Featured photo: Neil Cleverly couldn’t be happier with the way the Olympic golf tournaments turned out. Photos: Courtesy of David Doguet

“Relief and a sense of gratification.”

Those were the six words that Neil Cleverly used to describe how he felt now that the men’s and women’s Olympic golf tournaments are over. It has been a long and grinding haul for Cleverly, golf course superintendent of the Olympic course.

Cleverly, who was named superintendent of the course more than three years ago, has practically lived on the property where the first-ever course for the Olympics was built, an undeveloped parcel of sandy land at Reserva de Marapendi in Barra da Tijuca, a suburb west of Rio.

david doguet

David Doguet

Cleverly and others associated with the project endured challenge after challenge in getting the course built. There were issues in getting the proper equipment and putting together a capable crew. Cleverly was also limited in what inputs he could use. He and his crew members had to hand pick millions of weeds because they were not allowed to eradicate them with herbicide.

Others close to the project say most superintendents would have quit the gig, not wanting to deal with the red tape and aggravation. But Cleverly, wanting to be part of Olympic history, endured.

“We as a team proved to all that, even in a country that at least at street level does not understand or have any interaction with the game of golf, we succeeded in our goal to provide a worthy golf course for the world’s top players to show what they do best,” Cleverly said in an email Sunday. “The positive comments from all entities, including both men and women golfers, were a testament to all the hard work that went into preparing the course both before and during the games. I had high expectations of what we needed to achieve given the circumstances presented during construction, grow-in and management of the golf course.”

David Doguet, who bred the Zeon zoysiagrass on the course, and Cleverly talked often about the Olympic course’s condition and playability in the weeks leading up to the men’s and women’s golf tournaments.

While they were satisfied, they both knew that what they thought about the course didn’t matter if the players didn’t like it.

“We were pretty confident, but we were still a little worried,” said Doguet, president of Bladerunner Farms in Poteet, Texas, who spent two weeks in Rio de Janeiro at the Olympics.

“It turned out that the players loved the course and the grass they played on,” Doguet said. “There were so many compliments. It was amazing. The big one that I remember the most was [American golfer] Bubba Watson saying that this was the best-conditioned course [the players] had played on all year. The women players were worried that the course would be beat up after the men’s competition, but they said they found a course that didn’t look like it had been played on at all.”

Doguet and Cleverly attended the medal presentations together.

“He was beaming from ear to ear,” Doguet said of Cleverly. “I have never seen him smile so much. There had to be great satisfaction in the fact that he had just pulled off one of the toughest assignments ever given to a golf course superintendent, presenting a world-class golf course … for the Olympic Games!”

Cleverly said building the Olympic course was a massive undertaking and a huge achievement. “It’s hard to envision or predict if anything can top this experience,” he added.

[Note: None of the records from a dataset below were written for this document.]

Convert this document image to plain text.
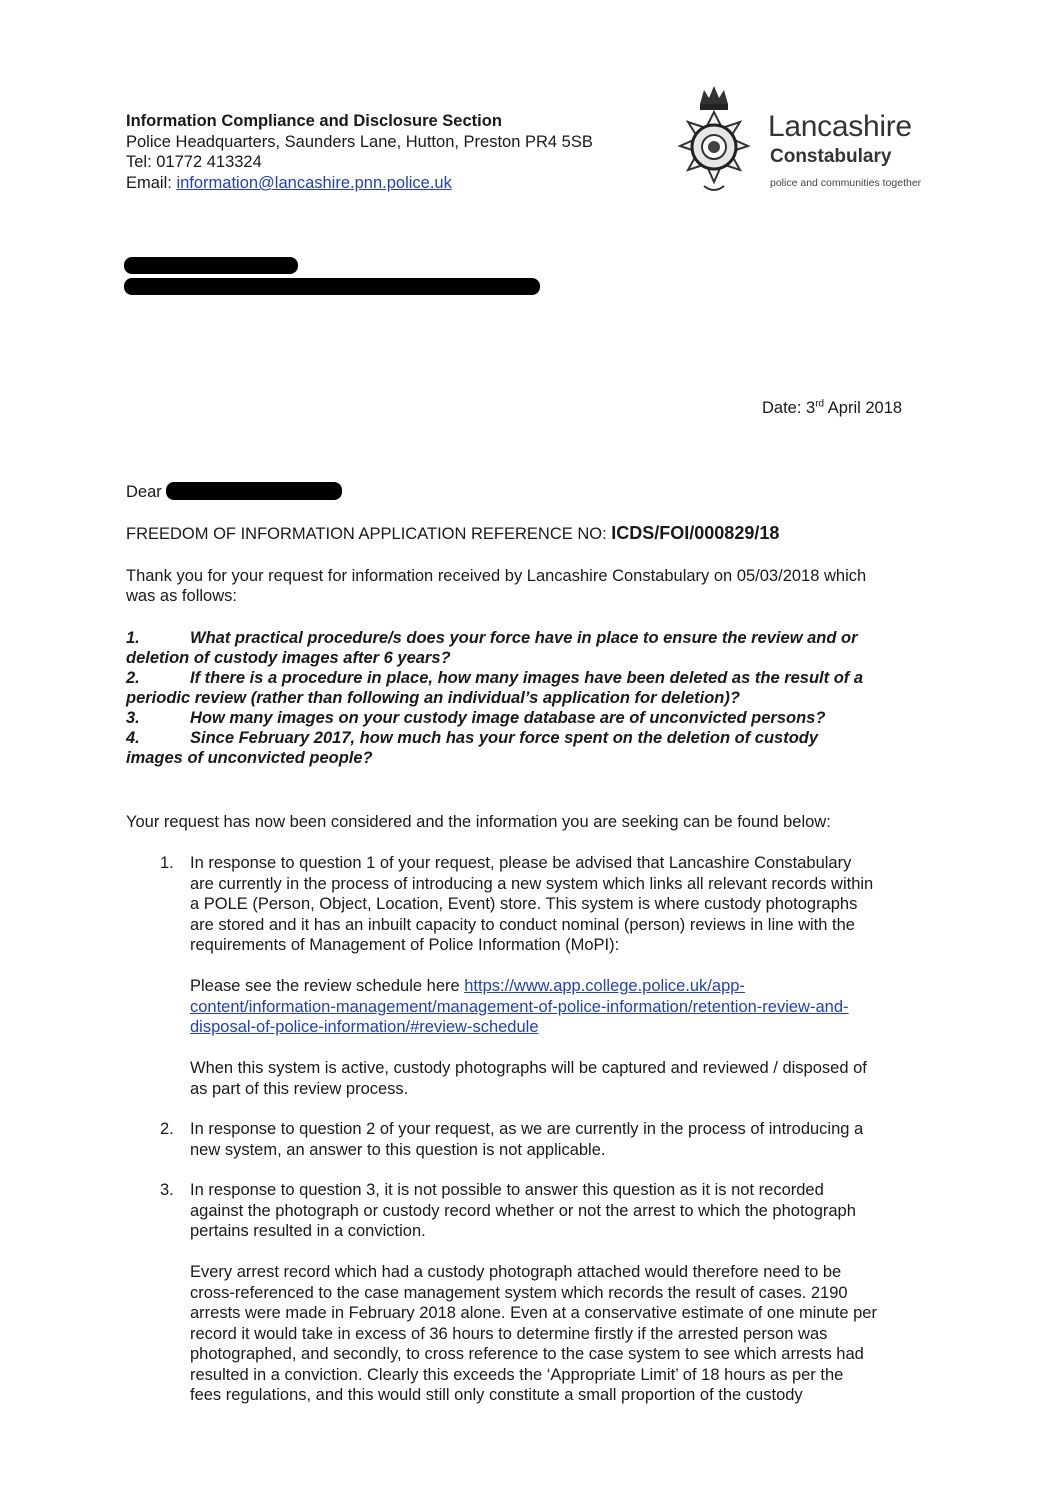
Information Compliance and Disclosure Section
Police Headquarters, Saunders Lane, Hutton, Preston PR4 5SB
Tel: 01772 413324
Email: information@lancashire.pnn.police.uk
Lancashire
Constabulary
police and communities together
Date: 3rd April 2018
Dear
FREEDOM OF INFORMATION APPLICATION REFERENCE NO: ICDS/FOI/000829/18
Thank you for your request for information received by Lancashire Constabulary on 05/03/2018 which
was as follows:
1.	What practical procedure/s does your force have in place to ensure the review and or
deletion of custody images after 6 years?
2.	If there is a procedure in place, how many images have been deleted as the result of a
periodic review (rather than following an individual’s application for deletion)?
3.	How many images on your custody image database are of unconvicted persons?
4.	Since February 2017, how much has your force spent on the deletion of custody
images of unconvicted people?
Your request has now been considered and the information you are seeking can be found below:
1. In response to question 1 of your request, please be advised that Lancashire Constabulary
are currently in the process of introducing a new system which links all relevant records within
a POLE (Person, Object, Location, Event) store. This system is where custody photographs
are stored and it has an inbuilt capacity to conduct nominal (person) reviews in line with the
requirements of Management of Police Information (MoPI):
Please see the review schedule here https://www.app.college.police.uk/app-
content/information-management/management-of-police-information/retention-review-and-
disposal-of-police-information/#review-schedule
When this system is active, custody photographs will be captured and reviewed / disposed of
as part of this review process.
2. In response to question 2 of your request, as we are currently in the process of introducing a
new system, an answer to this question is not applicable.
3. In response to question 3, it is not possible to answer this question as it is not recorded
against the photograph or custody record whether or not the arrest to which the photograph
pertains resulted in a conviction.
Every arrest record which had a custody photograph attached would therefore need to be
cross-referenced to the case management system which records the result of cases. 2190
arrests were made in February 2018 alone. Even at a conservative estimate of one minute per
record it would take in excess of 36 hours to determine firstly if the arrested person was
photographed, and secondly, to cross reference to the case system to see which arrests had
resulted in a conviction. Clearly this exceeds the ‘Appropriate Limit’ of 18 hours as per the
fees regulations, and this would still only constitute a small proportion of the custody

When the ladies’ tournament ended, Cleverly said he told his crew that they were part of golf history.

“I told them that they are the only golf course maintenance crew in modern history to have successfully prepared a golf course for two events for the Olympic Games,” he added.

Cleverly plans to get the Olympic course ready for the Brazilian Open in four weeks. From there, he’s not sure of his fate.

“I will get some rest before moving on to my next project, wherever that may be,” he said.

Something tells us he will be in high demand.